The New York Times Magazine has a good overview of the possible link between antidepressants and pediatric suicide:

In the first several weeks of treatment, antidepressants can cause activation and this can increase suicide risk. In general, antidepressants over the longterm decrease the risk of suicide:

"The pharmaceutical companies are clearly making a product that most psychiatrists consider critical to treating depressed adolescents. Not prescribing these drugs may very well pose a greater threat than prescribing them. Studies have shown that areas in which antidepressant use among young people is widespread have experienced a dip in teenage suicide rates; according to Dr. John Mann, a suicide expert at Columbia University, fewer than 20 percent of the 4,000 adolescents who commit suicide in America each year are taking or have ever taken antidepressants."

Each patient responds to an differently to an antidepressant, and he must be monitored closely for side effects. My adult patients often need to take benzodiazepines such as klonopin or ativan to treat the anxiety, jitteriness, and activation that can be experienced during the first 1-2 weeks of antidepressant treatment.
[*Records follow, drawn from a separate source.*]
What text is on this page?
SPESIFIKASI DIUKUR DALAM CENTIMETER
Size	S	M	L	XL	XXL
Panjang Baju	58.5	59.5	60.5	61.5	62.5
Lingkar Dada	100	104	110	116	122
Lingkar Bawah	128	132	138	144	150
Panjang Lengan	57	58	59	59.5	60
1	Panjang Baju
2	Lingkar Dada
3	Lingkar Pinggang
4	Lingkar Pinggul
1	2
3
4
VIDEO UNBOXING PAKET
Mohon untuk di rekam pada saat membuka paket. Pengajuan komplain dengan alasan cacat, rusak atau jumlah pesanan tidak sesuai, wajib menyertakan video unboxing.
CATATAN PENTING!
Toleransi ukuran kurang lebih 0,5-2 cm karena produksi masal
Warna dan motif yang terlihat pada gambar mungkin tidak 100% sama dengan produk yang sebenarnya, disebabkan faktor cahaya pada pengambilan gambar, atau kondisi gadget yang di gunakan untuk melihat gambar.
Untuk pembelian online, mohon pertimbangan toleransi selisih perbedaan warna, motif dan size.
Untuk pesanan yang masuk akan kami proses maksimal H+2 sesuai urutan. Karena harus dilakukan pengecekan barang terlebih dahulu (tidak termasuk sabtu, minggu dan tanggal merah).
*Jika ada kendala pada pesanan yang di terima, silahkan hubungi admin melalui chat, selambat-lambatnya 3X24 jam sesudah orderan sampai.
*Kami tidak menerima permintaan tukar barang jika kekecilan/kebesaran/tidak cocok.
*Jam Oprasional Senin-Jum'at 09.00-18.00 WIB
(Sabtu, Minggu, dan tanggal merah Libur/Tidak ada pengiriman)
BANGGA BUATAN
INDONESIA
Child and Adolescent Psychiatry is a difficulty field (which is one of the reasons that they make about $50,000 more per year than us general psychiatrists). There is currently a shortage of Child and Adolescent Psychiatrists. The new FDA black box warning on antidepressants and suicide is going to make pediatricians and family practitioners less willing to treat behavioral problems in children:

"while many child psychiatrists are unlikely to change their attitude toward S.S.R.I.'s, most pediatricians and general practitioners, who until now have written the bulk of these prescriptions, no doubt will. This could mean a lot of untreated children. There are only 7,400 child and adolescent psychiatrists in America; even in areas with high per-capita concentrations, the average wait to see one is six weeks. There is also the matter of cost. Many child psychiatrists charge steep hourly rates that are only partly offset by health insurance providers."
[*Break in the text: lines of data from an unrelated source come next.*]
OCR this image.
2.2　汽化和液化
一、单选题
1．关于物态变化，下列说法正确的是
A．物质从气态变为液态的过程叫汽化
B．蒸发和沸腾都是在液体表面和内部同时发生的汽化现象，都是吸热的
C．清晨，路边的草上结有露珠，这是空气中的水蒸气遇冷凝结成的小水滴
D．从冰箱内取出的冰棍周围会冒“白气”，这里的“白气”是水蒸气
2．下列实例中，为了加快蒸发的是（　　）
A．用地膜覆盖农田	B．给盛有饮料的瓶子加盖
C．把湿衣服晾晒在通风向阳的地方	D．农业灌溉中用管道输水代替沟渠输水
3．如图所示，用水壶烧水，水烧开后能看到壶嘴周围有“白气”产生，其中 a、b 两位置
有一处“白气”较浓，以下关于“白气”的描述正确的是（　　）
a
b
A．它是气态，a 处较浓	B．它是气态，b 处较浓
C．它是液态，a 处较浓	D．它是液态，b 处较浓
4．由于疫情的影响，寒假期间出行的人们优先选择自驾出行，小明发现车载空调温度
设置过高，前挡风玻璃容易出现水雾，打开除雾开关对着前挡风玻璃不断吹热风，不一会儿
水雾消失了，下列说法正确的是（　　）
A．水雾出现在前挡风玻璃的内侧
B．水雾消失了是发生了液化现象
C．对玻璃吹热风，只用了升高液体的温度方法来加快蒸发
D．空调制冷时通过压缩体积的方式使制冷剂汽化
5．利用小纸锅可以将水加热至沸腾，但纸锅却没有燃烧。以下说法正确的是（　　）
Part of my job as the Consult Psychiatry director at the U of MS is performing consults on pediatric patients (we have a shortage of child psychiatrists and our few child psychiatrists are not available to perform inpatient consults). Due to the legal risk, I now limit myself to triage of pediatric patients who I am asked to see for depression- I basically determine if the child needs transfer to a psychiatric ward or if he needs outpatient treatment with a child psychiatrist (of course, just recommending outpatient child psychiatric follow up doesn't ensure that it happens- it's a broken system out there, and not every child receives the help that he needs). With the current legal climate, I would never myself initiate treatment with an SSRI on a pediatric patient.